Партработник | страница 12
Следующим этапом в процедуре назначения был визит к первому секретарю обкома. Им тогда был Леонид Сергеевич Куличенко, но он находился в отъезде, и принял нас второй секретарь обкома Сергей Евгеньевич Крылов. Тут уже вообще никаких разговоров не предусматривалось, меня просто спросили, согласен ли я, я ответил, что согласен, и можно было уходить. Правда, снова не удержался – спросил, почему так все быстро решается, что мне даже не дают возможности посоветоваться с семьей. Крылов удивился и ответил той фразой, которую я часто слышал на протяжении своей жизни, которая ничего не объясняла, но ставила точку на всяких рассуждениях и дискуссиях. Он сказал: «Партийная дисциплина есть партийная дисциплина».
Неделю или дней десять, не помню, прожил я в гостинице «Волгоград», добросовестно ходил «на работу» в обком, хотя прекрасно знал, что ни в какие дела мне здесь особо вникать не следует, так как все это вот-вот кончится. Жене, конечно, позвонил, но строго-настрого приказал никому ничего не говорить. Она все поняла, одежду мне кое-какую передала, чтоб хоть на первое время было во что одеться (уехал-то я налегке). В общем, как в заключение.
<…>
Проводить конференцию поехал сам Литвинов. Это был его участок работы, тем более, если предполагалась смена секретаря, присутствие высшего обкомовского начальства было обязательным. Приехали заранее, и он послал меня походить по городу, осмотреться, повидаться со старыми знакомыми, но зачем приехал, говорить запретил. Было это не очень приятно, но по родным местам я соскучился, старым товарищам обрадовался, так что два дня пролетели незаметно.

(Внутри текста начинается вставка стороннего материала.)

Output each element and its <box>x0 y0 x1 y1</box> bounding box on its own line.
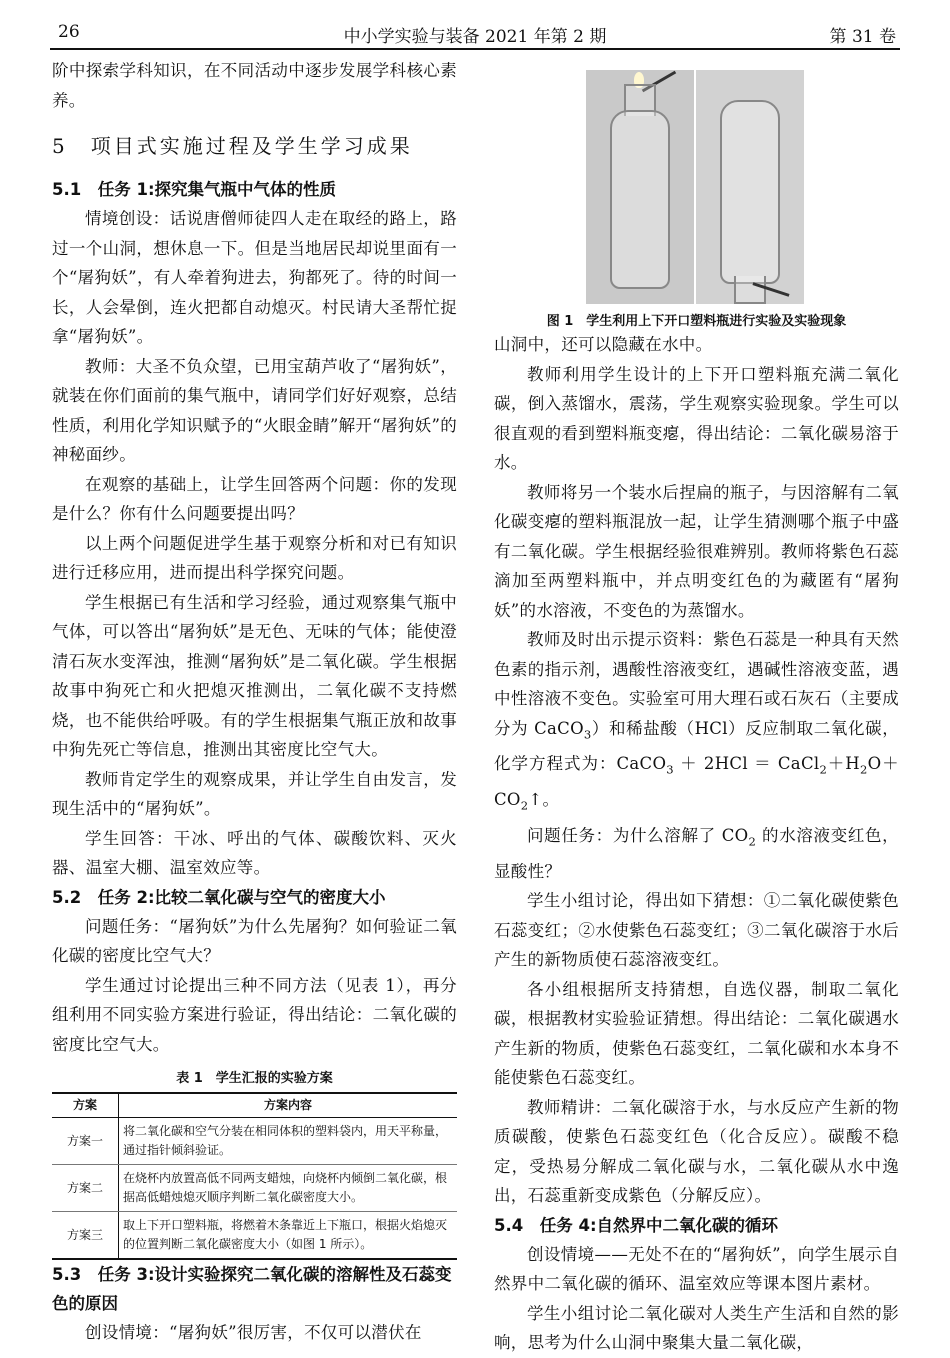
page-number: 26 <box>58 22 80 42</box>
plastic-bottle <box>610 110 670 289</box>
journal-title: 中小学实验与装备 2021 年第 2 期 <box>343 27 607 47</box>
paragraph: 以上两个问题促进学生基于观察分析和对已有知识进行迁移应用，进而提出科学探究问题。 <box>52 533 457 582</box>
paragraph: 情境创设：话说唐僧师徒四人走在取经的路上，路过一个山洞，想休息一下。但是当地居民却说里面有一个“屠狗妖”，有人牵着狗进去，狗都死了。待的时间一长，人会晕倒，连火把都自动熄灭。村民请大圣帮忙捉拿“屠狗妖”。 <box>52 209 457 346</box>
table-header-cell: 方案内容 <box>119 1093 458 1118</box>
table-cell-content: 在烧杯内放置高低不同两支蜡烛，向烧杯内倾倒二氧化碳，根据高低蜡烛熄灭顺序判断二氧化碳密度大小。 <box>119 1165 458 1212</box>
bottle-neck <box>734 276 766 304</box>
table-row <box>52 1118 457 1165</box>
table-cell-plan: 方案一 <box>52 1118 119 1165</box>
volume-label: 第 31 卷 <box>829 27 896 47</box>
subsection-title-5-2: 5.2 任务 2:比较二氧化碳与空气的密度大小 <box>52 887 386 907</box>
figure-caption: 图 1 学生利用上下开口塑料瓶进行实验及实验现象 <box>546 314 847 329</box>
paragraph: 创设情境——无处不在的“屠狗妖”，向学生展示自然界中二氧化碳的循环、温室效应等课本图片素材。 <box>494 1244 899 1294</box>
left-column <box>52 56 457 1348</box>
paragraph: 学生根据已有生活和学习经验，通过观察集气瓶中气体，可以答出“屠狗妖”是无色、无味的气体；能使澄清石灰水变浑浊，推测“屠狗妖”是二氧化碳。学生根据故事中狗死亡和火把熄灭推测出，二氧化碳不支持燃烧，也不能供给呼吸。有的学生根据集气瓶正放和故事中狗先死亡等信息，推测出其密度比空气大。 <box>52 592 457 759</box>
paragraph: 教师精讲：二氧化碳溶于水，与水反应产生新的物质碳酸，使紫色石蕊变红色（化合反应）。碳酸不稳定，受热易分解成二氧化碳与水，二氧化碳从水中逸出，石蕊重新变成紫色（分解反应）。 <box>494 1097 899 1206</box>
paragraph: 创设情境：“屠狗妖”很厉害，不仅可以潜伏在 <box>85 1323 422 1342</box>
table-cell-plan: 方案三 <box>52 1212 119 1260</box>
page-header <box>50 14 900 50</box>
paragraph: 在观察的基础上，让学生回答两个问题：你的发现是什么？你有什么问题要提出吗？ <box>52 474 457 523</box>
bottle-photo-right <box>696 70 804 304</box>
paragraph: 教师利用学生设计的上下开口塑料瓶充满二氧化碳，倒入蒸馏水，震荡，学生观察实验现象。学生可以很直观的看到塑料瓶变瘪，得出结论：二氧化碳易溶于水。 <box>494 364 899 472</box>
paragraph: 问题任务：“屠狗妖”为什么先屠狗？如何验证二氧化碳的密度比空气大？ <box>52 916 457 965</box>
scheme-table <box>52 1092 457 1260</box>
plastic-bottle <box>720 100 780 284</box>
table-row <box>52 1165 457 1212</box>
table-cell-content: 取上下开口塑料瓶，将燃着木条靠近上下瓶口，根据火焰熄灭的位置判断二氧化碳密度大小（如图 1 所示）。 <box>119 1212 458 1260</box>
paragraph: 问题任务：为什么溶解了 $CO_2$ 的水溶液变红色，显酸性？ <box>494 825 899 881</box>
paragraph: 教师：大圣不负众望，已用宝葫芦收了“屠狗妖”，就装在你们面前的集气瓶中，请同学们好好观察，总结性质，利用化学知识赋予的“火眼金睛”解开“屠狗妖”的神秘面纱。 <box>52 356 457 464</box>
paragraph: 学生小组讨论二氧化碳对人类生产生活和自然的影响，思考为什么山洞中聚集大量二氧化碳， <box>494 1303 899 1353</box>
table-header-cell: 方案 <box>52 1093 119 1118</box>
subsection-title-5-3: 5.3 任务 3:设计实验探究二氧化碳的溶解性及石蕊变色的原因 <box>52 1265 452 1313</box>
bottle-photo-left <box>586 70 694 304</box>
figure-1 <box>494 56 899 329</box>
paragraph: 教师将另一个装水后捏扁的瓶子，与因溶解有二氧化碳变瘪的塑料瓶混放一起，让学生猜测哪个瓶子中盛有二氧化碳。学生根据经验很难辨别。教师将紫色石蕊滴加至两塑料瓶中，并点明变红色的为藏匿有“屠狗妖”的水溶液，不变色的为蒸馏水。 <box>494 482 899 620</box>
table-cell-content: 将二氧化碳和空气分装在相同体积的塑料袋内，用天平称量，通过指针倾斜验证。 <box>119 1118 458 1165</box>
paragraph-equation: 教师及时出示提示资料：紫色石蕊是一种具有天然色素的指示剂，遇酸性溶液变红，遇碱性溶液变蓝，遇中性溶液不变色。实验室可用大理石或石灰石（主要成分为 CaCO$_3$）和稀盐酸（HCl）反应制取二氧化碳，化学方程式为：CaCO$_3$ ＋ $2HCl = CaCl_2+H_2O+CO_2↑$。 <box>494 630 899 813</box>
paragraph: 学生通过讨论提出三种不同方法（见表 1），再分组利用不同实验方案进行验证，得出结论：二氧化碳的密度比空气大。 <box>52 975 457 1054</box>
table-header-row <box>52 1093 457 1118</box>
subsection-title-5-1: 5.1 任务 1:探究集气瓶中气体的性质 <box>52 180 337 199</box>
paragraph: 教师肯定学生的观察成果，并让学生自由发言，发现生活中的“屠狗妖”。 <box>52 769 457 818</box>
paragraph: 阶中探索学科知识，在不同活动中逐步发展学科核心素养。 <box>52 61 457 110</box>
table-row <box>52 1212 457 1260</box>
paragraph: 各小组根据所支持猜想，自选仪器，制取二氧化碳，根据教材实验验证猜想。得出结论：二氧化碳遇水产生新的物质，使紫色石蕊变红，二氧化碳和水本身不能使紫色石蕊变红。 <box>494 979 899 1088</box>
paragraph: 学生小组讨论，得出如下猜想：①二氧化碳使紫色石蕊变红；②水使紫色石蕊变红；③二氧化碳溶于水后产生的新物质使石蕊溶液变红。 <box>494 891 899 970</box>
right-column <box>494 56 899 1358</box>
paragraph: 山洞中，还可以隐藏在水中。 <box>494 335 713 354</box>
table-caption: 表 1 学生汇报的实验方案 <box>176 1071 333 1086</box>
paragraph: 学生回答：干冰、呼出的气体、碳酸饮料、灭火器、温室大棚、温室效应等。 <box>52 828 457 877</box>
section-title: 5 项目式实施过程及学生学习成果 <box>52 134 413 158</box>
subsection-title-5-4: 5.4 任务 4:自然界中二氧化碳的循环 <box>494 1215 779 1235</box>
table-cell-plan: 方案二 <box>52 1165 119 1212</box>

В день конференции утром собралось заседание бюро городского комитета партии. Представили меня как зам. зав. отделом обкома и рекомендовали избрать на новую должность. А кто меня там знал из присутствующих? Никто, кроме одного человека – Петра Максимовича Серкова. Он меня еще в 1961 году в партию рекомендовал, а тогда работал председателем Урюпинского райисполкома. Это хорошо, что хоть один знал, а то ведь бывали случаи, когда привозили совсем незнакомого человека, а члены бюро его послушно рекомендовали, не представляя, что он есть такое.
Серков сказал, что хорошо меня знает и мою кандидатуру поддерживает. Остальные молча согласились. А не согласиться они просто не могли. Система всегда жестко карала несогласных. И если кто-то где-то осмеливался возразить, не согласиться с рекомендациями руководства, его вежливо выслушивали, но потом обязательно держали под пристальным вниманием, и при малейшей оплошности следовало наказание. Молчаливое согласие большинства – это фундамент партийного монолита.